The music business, to say the least, ain’t what it used to be. To be precise, the industry has shrunk by about 50% since Napster’s heyday, and virtually nobody expects it to fully bounce back. The major labels know this and have tried just about everything to remain dominant, including suing the pants off of music-pirating consumers via the RIAA. What, you might be wondering, is their next move?
In the hopes of gaining some leverage in this new music ecosystem, Universal Music Group wants to acquire EMI, a move that would reduce the number of major labels from four to three. It would certainly help Universal, but not everybody is overjoyed at the prospect. Among the concerns expressed about the proposed merger is the possibility that it would hurt innovation in the digital music space.
The Universal-EMI merger, which still faces regulatory scrutiny in both Europe and the United States, is not a done deal. If allowed to go through, it would give Universal control of more than 40% of the market. Traditionally, a merger of this size would likely be struck down due to antitrust concerns, but it just may be that the beleaguered music industry could win over regulators.
The Threat to Streaming Services
The deal would not only put other music labels in a tight spot – it could also hamper innovation in certain sectors of the digital music ecosystem. In particular, any service that relies on licensing deals with the major labels for content could find itself negotiating with a bigger, more powerful mega-label.
“It’s going to mean that services like Pandora or Spotify, or anyone along those lines, are going to have a very difficult road ahead of them to maintain the current rates,” says Refe Tuma, a blogger and music industry analyst.
Services whose business models depend on acquiring the streaming rights to music content already pay massive fees to the major labels. That’s why Pandora isn’t profitable yet, and working out those financial details is why Spotify took so long to launch in the United States. Those costs could get even higher if Universal and EMI become one.
To illustrate the potential impact an even larger Universal would have, Tuma points to how the label tried to bully French streaming service Deezer into adopting a more restrictive listening policy for its free users. When Deezer refused, Universal tried to pull its entire catalog from the service, a move struck down by the courts for being “an abuse of a dominant position.”

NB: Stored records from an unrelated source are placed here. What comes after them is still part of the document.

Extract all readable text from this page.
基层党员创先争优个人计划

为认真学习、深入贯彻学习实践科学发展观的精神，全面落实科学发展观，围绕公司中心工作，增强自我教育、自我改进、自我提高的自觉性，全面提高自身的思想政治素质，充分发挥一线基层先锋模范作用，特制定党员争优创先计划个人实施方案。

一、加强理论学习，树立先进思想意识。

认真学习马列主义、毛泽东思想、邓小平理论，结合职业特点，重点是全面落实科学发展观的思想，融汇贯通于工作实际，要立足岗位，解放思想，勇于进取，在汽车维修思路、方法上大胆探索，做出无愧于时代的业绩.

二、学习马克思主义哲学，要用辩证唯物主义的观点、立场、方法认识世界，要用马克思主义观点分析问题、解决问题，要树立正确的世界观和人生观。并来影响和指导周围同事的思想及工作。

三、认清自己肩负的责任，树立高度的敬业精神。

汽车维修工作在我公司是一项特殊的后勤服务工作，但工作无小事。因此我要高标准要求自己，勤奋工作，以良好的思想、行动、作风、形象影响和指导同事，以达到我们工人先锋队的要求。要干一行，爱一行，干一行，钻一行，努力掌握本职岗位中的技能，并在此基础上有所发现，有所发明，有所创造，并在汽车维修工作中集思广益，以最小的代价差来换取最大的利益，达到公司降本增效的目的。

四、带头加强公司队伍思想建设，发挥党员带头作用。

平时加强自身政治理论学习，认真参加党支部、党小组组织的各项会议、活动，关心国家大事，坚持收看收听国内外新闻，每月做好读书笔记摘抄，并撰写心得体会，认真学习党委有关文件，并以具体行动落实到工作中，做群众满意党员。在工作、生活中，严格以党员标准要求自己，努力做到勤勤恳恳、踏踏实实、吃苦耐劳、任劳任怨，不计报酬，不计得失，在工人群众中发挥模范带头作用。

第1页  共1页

In the ultimate ironic twist, if the user experience of emerging music services ends up degrading, research suggests that more users could return to piracy as a way of acquiring music, a major source of Universal’s woes in the first place.
Deterring New Music Startups
In addition to making life more difficult for existing digital music companies, it could also make the barriers that much higher for startups looking to launch the next Spotify or Turntable.fm.

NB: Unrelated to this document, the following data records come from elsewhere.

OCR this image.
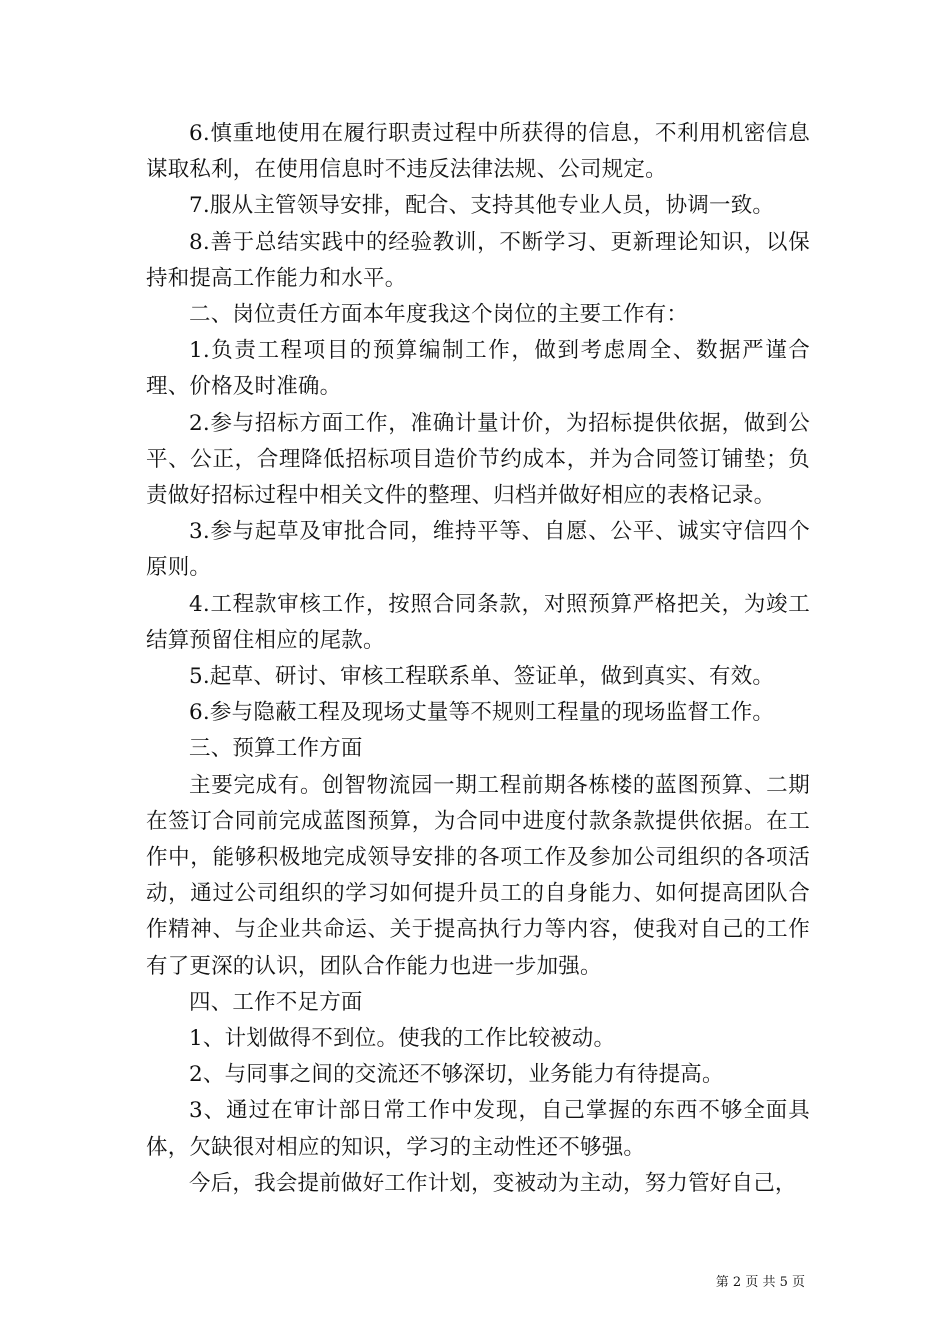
6.慎重地使用在履行职责过程中所获得的信息，不利用机密信息谋取私利，在使用信息时不违反法律法规、公司规定。

7.服从主管领导安排，配合、支持其他专业人员，协调一致。

8.善于总结实践中的经验教训，不断学习、更新理论知识，以保持和提高工作能力和水平。

二、岗位责任方面本年度我这个岗位的主要工作有：

1.负责工程项目的预算编制工作，做到考虑周全、数据严谨合理、价格及时准确。

2.参与招标方面工作，准确计量计价，为招标提供依据，做到公平、公正，合理降低招标项目造价节约成本，并为合同签订铺垫；负责做好招标过程中相关文件的整理、归档并做好相应的表格记录。

3.参与起草及审批合同，维持平等、自愿、公平、诚实守信四个原则。

4.工程款审核工作，按照合同条款，对照预算严格把关，为竣工结算预留住相应的尾款。

5.起草、研讨、审核工程联系单、签证单，做到真实、有效。

6.参与隐蔽工程及现场丈量等不规则工程量的现场监督工作。

三、预算工作方面

主要完成有。创智物流园一期工程前期各栋楼的蓝图预算、二期在签订合同前完成蓝图预算，为合同中进度付款条款提供依据。在工作中，能够积极地完成领导安排的各项工作及参加公司组织的各项活动，通过公司组织的学习如何提升员工的自身能力、如何提高团队合作精神、与企业共命运、关于提高执行力等内容，使我对自己的工作有了更深的认识，团队合作能力也进一步加强。

四、工作不足方面

1、计划做得不到位。使我的工作比较被动。

2、与同事之间的交流还不够深切，业务能力有待提高。

3、通过在审计部日常工作中发现，自己掌握的东西不够全面具体，欠缺很对相应的知识，学习的主动性还不够强。

今后，我会提前做好工作计划，变被动为主动，努力管好自己，

第 2 页 共 5 页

“There are tremendous hurdles to bringing a legitimate digital service to the marketplace,” says Casey Rae-Hunter, deputy director of the Future of Music Coalition. Music fans want a highly comprehensive selection, something that’s already difficult for digital music services to achieve.
“Further concentration among the majors would create conditions where the terms of who gets to play and for how much would be dictated by an even smaller assortment of powerful players,” warns Rae-Hunter.
It’s not all bad news, insists Jason Herskowitz, chief product officer at Official.fm. While the merger may well have negative effects, it could also simplify the process of securing deals with labels, which can be rather cumbersome for startups.
What About the Artists?
The music industry is pretty unusual if you think about it. In any other business, this much turmoil and financial uncertainty would result in fewer participants in the marketplace, Tuma points out.
In the music space today, however, new players seem to keep popping up left and right. Technology has made music-making easier than ever, and more people are doing it. It seems like there’s a new online music startup launching every other week.
That sure is a lot of activity for an industry that’s supposedly dying.
Tuma attributes this somewhat counterintuitive fact to the inherent passion that musicians and others feel about music and the industry that supports its. It’s not a lucrative endeavor for everyone, but there is nonetheless something that compels many to get involved.
It’s possible that the frustrations of a more top-heavy recording industry could weed out some of the players without that genuine passion and alter the marketplace accordingly.
“For the people who are motivated by this X factor, I think they’re going to continue to try to plow inroads and work around whatever the obstacles are that the major labels put in their way,” says Tuma.
It could also expedite the arrival of a world in which fans are less dependent on major labels to supply the music they love, a trend which is already in its early stages.
Artists already get a raw deal when it comes to streaming services, for example. A few prominent bands have pulled their catalogs from the likes of Spotify and Rdio over concerns about the low royalty payments they deliver. If the Universal-EMI merger proceeds, independent artists probably shouldn’t expect life to get any easier.
“There’s probably no major media merger that has resulted in better access or better terms for creators, particularly independents,” says Rae-Hunter. “This is something worth taking into consideration.”